Objective: To identify the molecular genetic basis of a syndrome characterized by rapidly progressing cerebral atrophy, intractable seizures, and intellectual disability.
Methods: We performed exome sequencing in the proband and whole-genome single nucleotide polymorphism genotyping (copy number variant analysis) in the proband-parent trio. We used heterologous expression systems to study the functional consequences of identified mutations.

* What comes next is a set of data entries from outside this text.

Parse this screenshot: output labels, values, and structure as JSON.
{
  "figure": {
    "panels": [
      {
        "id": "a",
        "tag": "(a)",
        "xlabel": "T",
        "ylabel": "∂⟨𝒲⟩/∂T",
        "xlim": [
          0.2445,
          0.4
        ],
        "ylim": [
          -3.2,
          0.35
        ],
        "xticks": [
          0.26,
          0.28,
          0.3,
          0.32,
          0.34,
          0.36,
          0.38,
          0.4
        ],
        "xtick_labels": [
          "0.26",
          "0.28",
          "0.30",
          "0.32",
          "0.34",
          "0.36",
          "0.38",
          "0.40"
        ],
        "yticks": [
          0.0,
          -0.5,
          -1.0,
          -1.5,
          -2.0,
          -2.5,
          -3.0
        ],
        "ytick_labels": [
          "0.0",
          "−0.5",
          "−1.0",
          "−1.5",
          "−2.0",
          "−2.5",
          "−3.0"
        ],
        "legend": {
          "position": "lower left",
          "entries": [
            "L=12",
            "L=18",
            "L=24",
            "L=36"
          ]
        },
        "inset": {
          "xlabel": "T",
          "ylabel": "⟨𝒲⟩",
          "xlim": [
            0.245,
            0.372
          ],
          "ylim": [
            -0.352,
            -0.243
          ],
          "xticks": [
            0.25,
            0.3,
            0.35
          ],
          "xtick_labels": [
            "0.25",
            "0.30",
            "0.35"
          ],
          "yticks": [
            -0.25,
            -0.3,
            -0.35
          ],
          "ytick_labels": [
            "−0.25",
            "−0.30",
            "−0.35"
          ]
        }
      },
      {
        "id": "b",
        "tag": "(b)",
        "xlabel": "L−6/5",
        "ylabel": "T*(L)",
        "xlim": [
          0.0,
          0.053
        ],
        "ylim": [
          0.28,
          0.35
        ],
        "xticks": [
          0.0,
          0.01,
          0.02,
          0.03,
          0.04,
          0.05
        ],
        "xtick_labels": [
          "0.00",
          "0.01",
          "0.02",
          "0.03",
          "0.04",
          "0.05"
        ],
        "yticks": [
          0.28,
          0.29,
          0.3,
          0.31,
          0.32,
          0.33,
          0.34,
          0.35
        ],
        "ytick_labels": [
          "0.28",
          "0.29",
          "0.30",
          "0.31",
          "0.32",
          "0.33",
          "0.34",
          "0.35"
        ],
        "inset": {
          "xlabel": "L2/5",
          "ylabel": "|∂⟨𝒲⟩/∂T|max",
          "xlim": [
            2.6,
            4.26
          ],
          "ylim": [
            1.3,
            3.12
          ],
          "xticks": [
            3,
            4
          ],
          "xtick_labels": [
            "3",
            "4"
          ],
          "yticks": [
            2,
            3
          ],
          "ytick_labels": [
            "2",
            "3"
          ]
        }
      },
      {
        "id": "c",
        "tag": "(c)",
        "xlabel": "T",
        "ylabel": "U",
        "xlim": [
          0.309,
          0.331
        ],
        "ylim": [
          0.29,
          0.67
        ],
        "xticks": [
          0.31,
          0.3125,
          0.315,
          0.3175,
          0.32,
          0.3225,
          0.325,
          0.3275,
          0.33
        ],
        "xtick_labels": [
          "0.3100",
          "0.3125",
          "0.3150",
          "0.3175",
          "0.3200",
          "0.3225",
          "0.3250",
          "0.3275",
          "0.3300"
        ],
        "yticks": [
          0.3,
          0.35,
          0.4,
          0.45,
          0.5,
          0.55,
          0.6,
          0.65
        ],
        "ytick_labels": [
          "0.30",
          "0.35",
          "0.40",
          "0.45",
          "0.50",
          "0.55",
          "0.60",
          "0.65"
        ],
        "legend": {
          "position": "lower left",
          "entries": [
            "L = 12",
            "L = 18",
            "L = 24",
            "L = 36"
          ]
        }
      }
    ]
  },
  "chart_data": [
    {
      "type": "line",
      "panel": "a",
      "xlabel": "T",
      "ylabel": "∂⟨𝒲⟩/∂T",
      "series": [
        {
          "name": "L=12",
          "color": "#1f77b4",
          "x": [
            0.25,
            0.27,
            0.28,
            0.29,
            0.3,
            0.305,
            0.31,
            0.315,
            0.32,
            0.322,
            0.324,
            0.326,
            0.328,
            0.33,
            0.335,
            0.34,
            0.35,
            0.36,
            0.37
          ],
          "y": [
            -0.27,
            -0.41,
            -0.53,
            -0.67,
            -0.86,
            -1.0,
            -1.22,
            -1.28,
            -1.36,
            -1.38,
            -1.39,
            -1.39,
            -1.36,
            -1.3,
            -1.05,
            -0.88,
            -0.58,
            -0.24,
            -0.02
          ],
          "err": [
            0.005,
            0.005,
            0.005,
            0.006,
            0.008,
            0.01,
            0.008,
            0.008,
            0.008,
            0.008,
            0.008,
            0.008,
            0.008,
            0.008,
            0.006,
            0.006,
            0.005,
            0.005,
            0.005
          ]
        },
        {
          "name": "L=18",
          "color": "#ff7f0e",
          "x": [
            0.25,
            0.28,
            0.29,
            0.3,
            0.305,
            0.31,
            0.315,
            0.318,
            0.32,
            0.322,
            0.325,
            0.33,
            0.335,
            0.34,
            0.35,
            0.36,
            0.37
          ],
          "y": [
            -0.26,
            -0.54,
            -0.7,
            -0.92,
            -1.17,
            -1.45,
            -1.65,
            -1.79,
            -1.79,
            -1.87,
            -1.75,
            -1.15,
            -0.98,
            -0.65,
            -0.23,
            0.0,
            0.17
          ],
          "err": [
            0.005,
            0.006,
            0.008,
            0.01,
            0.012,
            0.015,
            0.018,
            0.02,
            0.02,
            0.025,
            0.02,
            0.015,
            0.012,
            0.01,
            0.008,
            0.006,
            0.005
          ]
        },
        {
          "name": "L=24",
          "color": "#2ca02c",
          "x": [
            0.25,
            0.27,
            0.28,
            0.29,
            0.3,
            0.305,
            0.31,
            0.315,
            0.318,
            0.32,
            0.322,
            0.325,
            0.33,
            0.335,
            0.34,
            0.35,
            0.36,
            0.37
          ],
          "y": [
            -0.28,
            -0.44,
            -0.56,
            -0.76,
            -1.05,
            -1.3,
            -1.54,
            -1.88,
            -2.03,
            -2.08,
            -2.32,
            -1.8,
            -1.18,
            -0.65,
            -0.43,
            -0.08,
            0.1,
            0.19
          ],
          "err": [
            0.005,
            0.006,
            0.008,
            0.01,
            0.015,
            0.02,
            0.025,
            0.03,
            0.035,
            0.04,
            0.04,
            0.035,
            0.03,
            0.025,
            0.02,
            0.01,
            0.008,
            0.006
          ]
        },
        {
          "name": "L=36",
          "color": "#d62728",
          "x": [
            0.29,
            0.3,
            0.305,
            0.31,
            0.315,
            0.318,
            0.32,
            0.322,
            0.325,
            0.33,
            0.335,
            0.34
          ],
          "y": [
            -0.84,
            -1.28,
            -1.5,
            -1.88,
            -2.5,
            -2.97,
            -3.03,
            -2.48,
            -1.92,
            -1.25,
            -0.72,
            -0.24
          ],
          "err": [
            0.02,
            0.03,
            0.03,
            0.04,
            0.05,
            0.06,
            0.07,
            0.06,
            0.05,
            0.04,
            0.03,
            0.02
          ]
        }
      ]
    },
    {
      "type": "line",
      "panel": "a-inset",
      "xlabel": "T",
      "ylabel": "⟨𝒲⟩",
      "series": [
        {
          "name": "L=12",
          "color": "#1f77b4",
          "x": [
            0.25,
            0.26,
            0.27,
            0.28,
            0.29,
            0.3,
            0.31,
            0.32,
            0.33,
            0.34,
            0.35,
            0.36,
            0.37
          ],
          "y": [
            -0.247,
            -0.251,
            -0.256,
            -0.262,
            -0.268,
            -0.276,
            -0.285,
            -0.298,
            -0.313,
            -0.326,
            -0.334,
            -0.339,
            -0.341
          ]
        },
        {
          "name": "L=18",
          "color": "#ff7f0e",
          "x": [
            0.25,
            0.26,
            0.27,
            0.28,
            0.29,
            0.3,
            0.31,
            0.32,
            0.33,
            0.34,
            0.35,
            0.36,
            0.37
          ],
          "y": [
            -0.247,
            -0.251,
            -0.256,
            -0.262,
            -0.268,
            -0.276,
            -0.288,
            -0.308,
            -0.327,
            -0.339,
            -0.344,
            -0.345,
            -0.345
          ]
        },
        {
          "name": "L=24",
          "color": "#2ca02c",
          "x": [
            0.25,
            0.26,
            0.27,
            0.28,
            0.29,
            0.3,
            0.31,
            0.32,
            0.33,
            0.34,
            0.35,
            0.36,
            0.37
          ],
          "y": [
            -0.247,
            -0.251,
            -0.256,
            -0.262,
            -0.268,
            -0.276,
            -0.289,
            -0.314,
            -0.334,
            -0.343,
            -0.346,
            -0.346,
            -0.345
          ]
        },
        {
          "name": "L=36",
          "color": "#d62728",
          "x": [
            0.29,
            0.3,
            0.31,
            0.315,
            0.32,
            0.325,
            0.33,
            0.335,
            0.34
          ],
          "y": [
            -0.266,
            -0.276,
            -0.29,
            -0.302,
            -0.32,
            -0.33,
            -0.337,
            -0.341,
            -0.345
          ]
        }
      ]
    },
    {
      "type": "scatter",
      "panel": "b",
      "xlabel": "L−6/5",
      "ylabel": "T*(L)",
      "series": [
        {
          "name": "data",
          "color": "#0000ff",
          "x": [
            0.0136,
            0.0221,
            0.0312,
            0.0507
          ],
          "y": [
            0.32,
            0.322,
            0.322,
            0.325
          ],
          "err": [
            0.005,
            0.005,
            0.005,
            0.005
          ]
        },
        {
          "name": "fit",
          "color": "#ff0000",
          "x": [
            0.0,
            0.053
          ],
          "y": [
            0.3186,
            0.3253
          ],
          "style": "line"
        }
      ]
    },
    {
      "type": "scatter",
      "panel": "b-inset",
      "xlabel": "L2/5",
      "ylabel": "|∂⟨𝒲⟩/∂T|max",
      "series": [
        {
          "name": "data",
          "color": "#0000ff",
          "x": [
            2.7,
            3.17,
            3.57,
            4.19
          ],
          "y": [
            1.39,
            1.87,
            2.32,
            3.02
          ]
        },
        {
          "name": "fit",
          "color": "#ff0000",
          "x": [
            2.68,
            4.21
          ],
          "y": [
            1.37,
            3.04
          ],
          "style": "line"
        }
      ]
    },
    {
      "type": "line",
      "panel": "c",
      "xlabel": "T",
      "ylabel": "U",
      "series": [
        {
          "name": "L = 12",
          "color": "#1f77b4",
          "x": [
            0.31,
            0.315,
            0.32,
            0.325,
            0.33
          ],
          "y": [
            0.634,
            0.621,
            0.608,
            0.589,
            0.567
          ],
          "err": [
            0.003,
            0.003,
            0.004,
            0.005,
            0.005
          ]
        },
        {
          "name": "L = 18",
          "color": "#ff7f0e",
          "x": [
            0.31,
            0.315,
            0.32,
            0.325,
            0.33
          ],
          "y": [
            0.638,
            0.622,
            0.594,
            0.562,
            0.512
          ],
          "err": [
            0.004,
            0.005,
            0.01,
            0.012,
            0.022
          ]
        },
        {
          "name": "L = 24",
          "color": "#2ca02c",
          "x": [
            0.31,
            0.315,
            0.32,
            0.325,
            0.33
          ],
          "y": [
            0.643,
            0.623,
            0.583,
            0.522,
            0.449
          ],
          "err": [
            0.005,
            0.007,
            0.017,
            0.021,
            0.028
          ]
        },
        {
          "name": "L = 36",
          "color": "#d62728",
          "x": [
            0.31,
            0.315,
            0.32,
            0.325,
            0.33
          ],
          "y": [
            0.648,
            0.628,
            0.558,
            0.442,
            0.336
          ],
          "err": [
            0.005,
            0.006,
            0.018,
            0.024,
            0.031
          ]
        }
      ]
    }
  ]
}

Results: The search for potentially deleterious recessive or de novo variants yielded compound heterozygous missense (c.1202G>A, p.Cys401Tyr) and frameshift deletion (c.2396delG, p.Ser799IlefsTer96) mutations in ADAM22, which encodes a postsynaptic receptor for LGI1. The deleterious effect of the mutations was observed in cell surface binding and immunoprecipitation assays, which revealed that both mutant proteins failed to bind to LGI1. Furthermore, immunoprecipitation assays showed that the frameshift mutant ADAM22 also did not bind to the postsynaptic scaffolding protein PSD-95.
Conclusions: The mutations identified abolish the LGI1-ADAM22 ligand-receptor complex and are thus a likely primary cause of the proband's epilepsy syndrome, which is characterized by unusually rapidly progressing cortical atrophy starting at 3-4 months of age. These findings are in line with the implicated role of the LGI1-ADAM22 complex as a key player in nervous system development, specifically in functional maturation of postnatal synapses. Because the frameshift mutation affects an alternatively spliced exon with highest expression in postnatal brain, the combined effect of the mutations is likely to be hypomorphic rather than complete loss of function. This is compatible with the longer survival of the patient compared to Lgi1 (-/-) and Adam22 (-/-) mice, which develop lethal seizures during the first postnatal weeks.